There are several mutations that disrupt the process of dorsal closure. In basket (bsk) and hemipterous (hep) mutants, dorsal closure fails and a hole remains in the embryo's dorsal cuticle. hep encodes a Drosophila homolog of MKK7, a kinase that regulates Jun N-terminal kinase (JNK); bsk encodes a Drosophila homolog of JNK. The involvement of the JNK pathway in dorsal closure is further supported by the observation that mutants for Djun, a target of DJNK signaling, fail to close dorsally, and that ectopic expression of a dominant-negative form of Drac1 (DN-Drac1), the Drosophila homolog of Rac1, also leads to the same dorsal closure defects (Martin-Blanco, 1998 and references).

In bsk, hep, and Djun mutants, cell shape changes are disrupted. It is interesting that the expression of dominant negative Drac1 generates phenotypes that are similar to those of hep and bsk mutants, suggesting that Drac1 might initiate signaling through this cascade. Drac1 seems to be involved in the control of the cell cytoskeleton. In wild-type embryos, the onset of dorsal closure coincides with a specific subplasmalemmal accumulation of nonmuscle myosin at the leading edge of the dorsal-most epidermal cells. It is likely that nonmuscle myosin contributes to the elongation of these cells by participating with actin in forming a dorsal constriction. In DN-Drac1 embryos, nonmuscle myosin and actin in epidermal cells are strongly reduced. These changes in the cytoskeleton are also evident in Djun mutant embryos (Martin-Blanco, 1998 and references) .
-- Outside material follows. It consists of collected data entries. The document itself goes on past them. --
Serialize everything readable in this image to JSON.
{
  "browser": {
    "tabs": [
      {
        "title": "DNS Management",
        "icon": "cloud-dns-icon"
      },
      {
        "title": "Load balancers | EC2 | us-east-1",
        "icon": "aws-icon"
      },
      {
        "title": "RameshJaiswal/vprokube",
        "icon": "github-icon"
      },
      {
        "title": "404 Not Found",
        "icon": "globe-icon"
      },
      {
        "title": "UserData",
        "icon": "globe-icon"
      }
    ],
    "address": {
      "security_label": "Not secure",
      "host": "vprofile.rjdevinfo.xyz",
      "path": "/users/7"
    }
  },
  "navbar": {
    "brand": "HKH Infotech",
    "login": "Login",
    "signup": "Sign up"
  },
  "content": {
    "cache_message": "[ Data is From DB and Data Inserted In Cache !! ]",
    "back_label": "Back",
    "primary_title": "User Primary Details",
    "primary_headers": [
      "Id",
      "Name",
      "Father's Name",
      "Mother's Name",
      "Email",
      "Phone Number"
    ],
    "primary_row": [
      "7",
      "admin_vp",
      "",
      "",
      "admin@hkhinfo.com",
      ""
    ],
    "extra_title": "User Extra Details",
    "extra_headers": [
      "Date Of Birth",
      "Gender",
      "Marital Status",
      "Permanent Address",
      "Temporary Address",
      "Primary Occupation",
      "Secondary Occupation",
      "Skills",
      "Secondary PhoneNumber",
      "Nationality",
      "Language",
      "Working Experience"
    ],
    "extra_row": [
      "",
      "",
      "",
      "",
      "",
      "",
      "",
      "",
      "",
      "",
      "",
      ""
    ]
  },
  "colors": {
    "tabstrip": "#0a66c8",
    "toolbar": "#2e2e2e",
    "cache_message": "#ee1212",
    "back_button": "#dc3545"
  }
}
The effects of the absence of puc (pucE69) and its overexpression were compared o the levels and organization of the actin cytoskeleton and nonmuscle myosin. In pucE69 mutants, the expression of myosin and actin does not change dramatically in the periphery of the cells in lateral regions of the embryo, but these proteins fail to accumulate along the leading edge of the epidermis. Cell shape changes proceed almost normally. In contrast, epidermal cells of embryos overexpressing puc fail to change their shapes and accumulate low levels of spatially disorganized myosin at the leading edge. In these embryos, actin fails to be expressed in the amnioserosa and its levels are reduced in the epidermis. Actin and myosin tend to form clumps in these epidermal cells. Ths puc is an essential component in the control of the different steps of dorsal closure progression; it acts by modulating the apical accumulation of actin and myosin at the leading edge. These results correlate with those of the effects of overexpression of DN-Drac1 and Djun mutants, and further suggest a role for Puc in the control of JNK activity over the cytoskeleton (Martin-Blanco, 1998).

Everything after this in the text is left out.